In the digital economy there is a trend toward corporate concentration. This is true for platforms providing social media, search engines, smart phone operating systems, digital entertainment, or online retailers. Because of this concentration of power users are often left with no genuine choice, allowing for the exploitation of their data.

A vicious cycle is at play: because of their dominance, these companies collect and analyse vast amounts of data. The more data they collect, the better they become at profiling individuals and offering these profiles to advertisers, political parties, and others, as well as using those profiles to improve the attractiveness of their own services. And the more people are drawn into these services, the less any individual user has the power to opt out of the corporate data exploitation model because no equivalent service exists.

When assessing market power, competition authorities have tended to focus on price and outputs.
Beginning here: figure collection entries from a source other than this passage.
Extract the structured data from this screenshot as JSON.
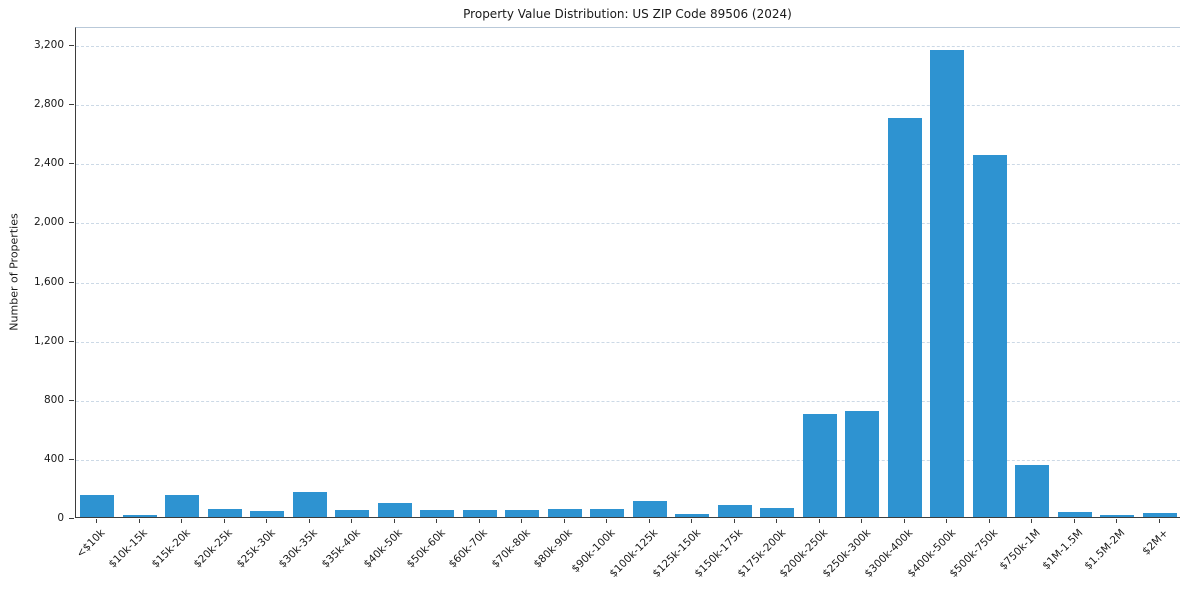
{
  "chart_data": {
    "type": "bar",
    "title": "Property Value Distribution: US ZIP Code 89506 (2024)",
    "xlabel": "",
    "ylabel": "Number of Properties",
    "categories": [
      "<$10k",
      "$10k-15k",
      "$15k-20k",
      "$20k-25k",
      "$25k-30k",
      "$30k-35k",
      "$35k-40k",
      "$40k-50k",
      "$50k-60k",
      "$60k-70k",
      "$70k-80k",
      "$80k-90k",
      "$90k-100k",
      "$100k-125k",
      "$125k-150k",
      "$150k-175k",
      "$175k-200k",
      "$200k-250k",
      "$250k-300k",
      "$300k-400k",
      "$400k-500k",
      "$500k-750k",
      "$750k-1M",
      "$1M-1.5M",
      "$1.5M-2M",
      "$2M+"
    ],
    "values": [
      150,
      15,
      150,
      55,
      40,
      170,
      45,
      95,
      50,
      50,
      45,
      55,
      55,
      110,
      20,
      80,
      60,
      700,
      720,
      2700,
      3160,
      2450,
      350,
      35,
      15,
      30
    ],
    "ylim": [
      0,
      3322
    ],
    "yticks": [
      0,
      400,
      800,
      1200,
      1600,
      2000,
      2400,
      2800,
      3200
    ],
    "ytick_labels": [
      "0",
      "400",
      "800",
      "1,200",
      "1,600",
      "2,000",
      "2,400",
      "2,800",
      "3,200"
    ],
    "grid": "horizontal-dashed",
    "legend": "none",
    "colors": {
      "bar": "#2e93d1",
      "grid": "#ccd9e6",
      "spine": "#3d3d3d",
      "text": "#1a1a1a"
    }
  }
}
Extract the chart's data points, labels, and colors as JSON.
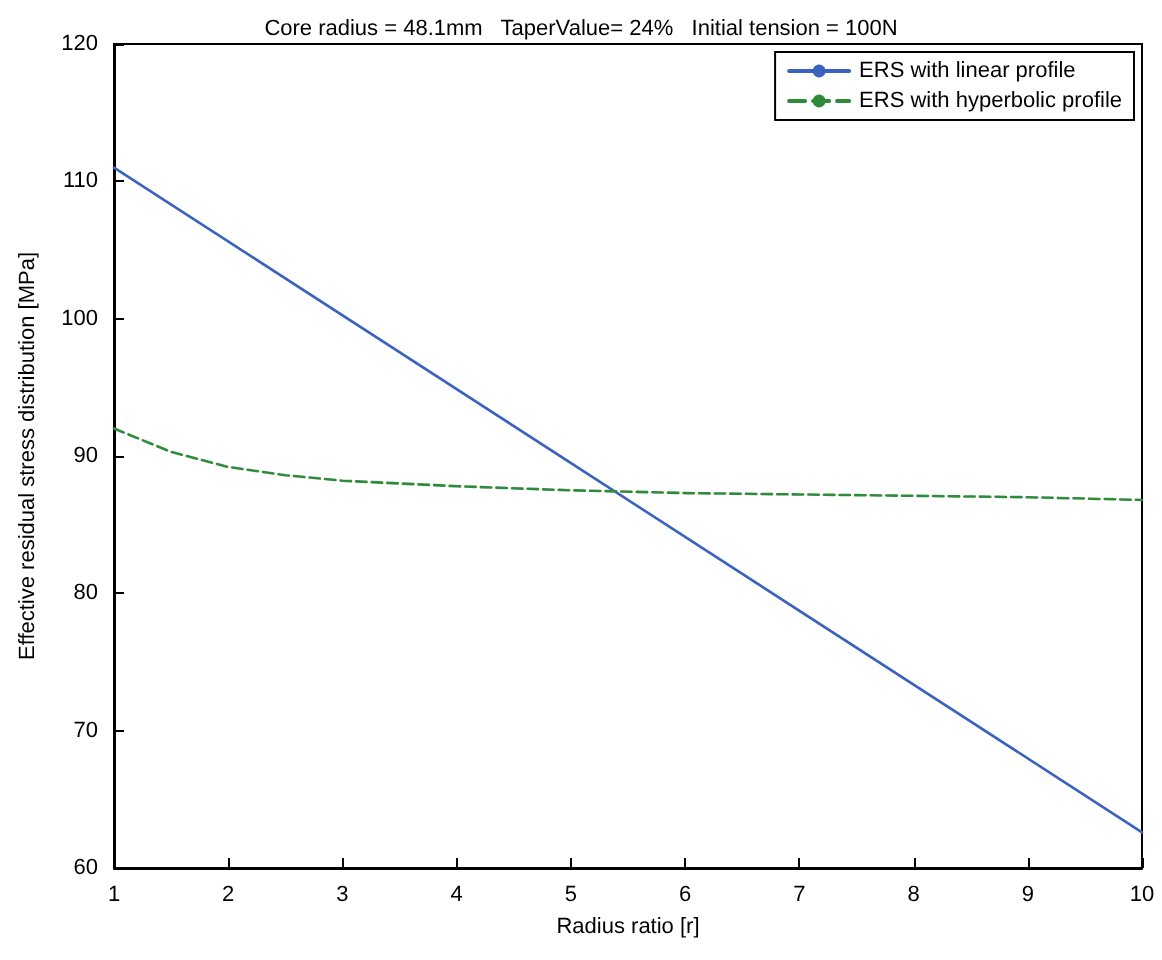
{
  "chart_data": {
    "type": "line",
    "title": "Core radius = 48.1mm   TaperValue= 24%   Initial tension = 100N",
    "xlabel": "Radius ratio [r]",
    "ylabel": "Effective residual stress distribution [MPa]",
    "xlim": [
      1,
      10
    ],
    "xticks": [
      1,
      2,
      3,
      4,
      5,
      6,
      7,
      8,
      9,
      10
    ],
    "ylim": [
      60,
      120
    ],
    "yticks": [
      60,
      70,
      80,
      90,
      100,
      110,
      120
    ],
    "grid": false,
    "legend": "top right",
    "marker": "none",
    "series": [
      {
        "name": "ERS with linear profile",
        "color": "#3a62c0",
        "line_style": "solid",
        "x": [
          1,
          10
        ],
        "values": [
          111,
          62.6
        ]
      },
      {
        "name": "ERS with hyperbolic profile",
        "color": "#2e8b3a",
        "line_style": "dashed",
        "x": [
          1,
          1.5,
          2,
          2.5,
          3,
          4,
          5,
          6,
          7,
          8,
          9,
          10
        ],
        "values": [
          92,
          90.3,
          89.2,
          88.6,
          88.2,
          87.8,
          87.5,
          87.3,
          87.2,
          87.1,
          87,
          86.8
        ]
      }
    ]
  }
}
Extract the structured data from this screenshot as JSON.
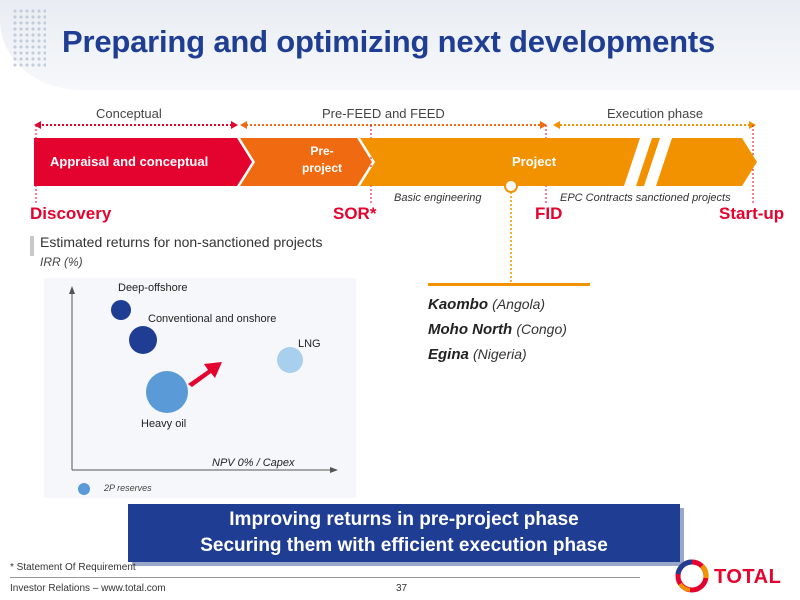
{
  "header": {
    "title": "Preparing and optimizing next developments"
  },
  "phases": {
    "conceptual": "Conceptual",
    "prefeed": "Pre-FEED and FEED",
    "execution": "Execution phase"
  },
  "stages": {
    "appraisal": "Appraisal and conceptual",
    "preproject_line1": "Pre-",
    "preproject_line2": "project",
    "project": "Project"
  },
  "milestones": {
    "discovery": "Discovery",
    "sor": "SOR*",
    "fid": "FID",
    "startup": "Start-up"
  },
  "sublabels": {
    "basic_engineering": "Basic engineering",
    "epc": "EPC Contracts sanctioned projects"
  },
  "section": {
    "title": "Estimated returns for non-sanctioned projects",
    "irr_label": "IRR (%)"
  },
  "chart_data": {
    "type": "scatter",
    "xlabel": "NPV 0% / Capex",
    "ylabel": "IRR (%)",
    "legend": "2P reserves",
    "points": [
      {
        "label": "Deep-offshore",
        "color": "#1f3e93"
      },
      {
        "label": "Conventional and onshore",
        "color": "#1f3e93"
      },
      {
        "label": "LNG",
        "color": "#a9cfee"
      },
      {
        "label": "Heavy oil",
        "color": "#5a9ad6"
      }
    ]
  },
  "projects": [
    {
      "name": "Kaombo",
      "country": "(Angola)"
    },
    {
      "name": "Moho North",
      "country": "(Congo)"
    },
    {
      "name": "Egina",
      "country": "(Nigeria)"
    }
  ],
  "banner": {
    "line1": "Improving returns in pre-project phase",
    "line2": "Securing them with efficient execution phase"
  },
  "footer": {
    "footnote": "* Statement Of Requirement",
    "investor": "Investor Relations – www.total.com",
    "page": "37",
    "logo": "TOTAL"
  },
  "colors": {
    "brand_blue": "#1f3e93",
    "red": "#e4032e",
    "orange_dark": "#ef6a10",
    "orange": "#f39200"
  }
}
This narrow approach gives little to no consideration to other factors, such as consumer welfare, quality, innovation, and privacy; and the interaction between the different relevant markets at play.

What Is The Solution

  • Assessing companies’ powers in relation to personal data, focusing not only on price, but on quality of service, innovation, and privacy.
  • Heightening control over mergers and acquisitions initiated by big companies, including by assessing impacts on data.
  • Creating the conditions for genuine competition on privacy, where companies compete to provide the most privacy friendly services.
  • Addressing the harm that derives from lack of competition, including by adopting analyses of market powers that take into account societal concerns as well as economic aspects.
  • Coordinating enforcement across antitrust authorities and other regulatory bodies, such as data protection authorities, to avoid loopholes, and a ‘race to the bottom’.
  • Empowering human rights and consumer organisations to question market dominance which negatively affect individuals’ rights.

What PI Is Doing

Effective competition makes sure that companies have an incentive to invest, innovate, keep up with their rivals, and to come up with new and better products for consumers.

Where people have complete and meaningful information about the data practices of their providers, and those practices factor into competition assessments, companies can contribute to job creation and economic growth while allowing consumers to enjoy the benefits of a market economy that serves them instead of facilitating the abuse and exploitation of their data.

PI advocates for meaningful control of the data exploitation industry, explores policy solutions that put people in control of their personal data, and intervenes in discussions on reform of antitrust law and regulation.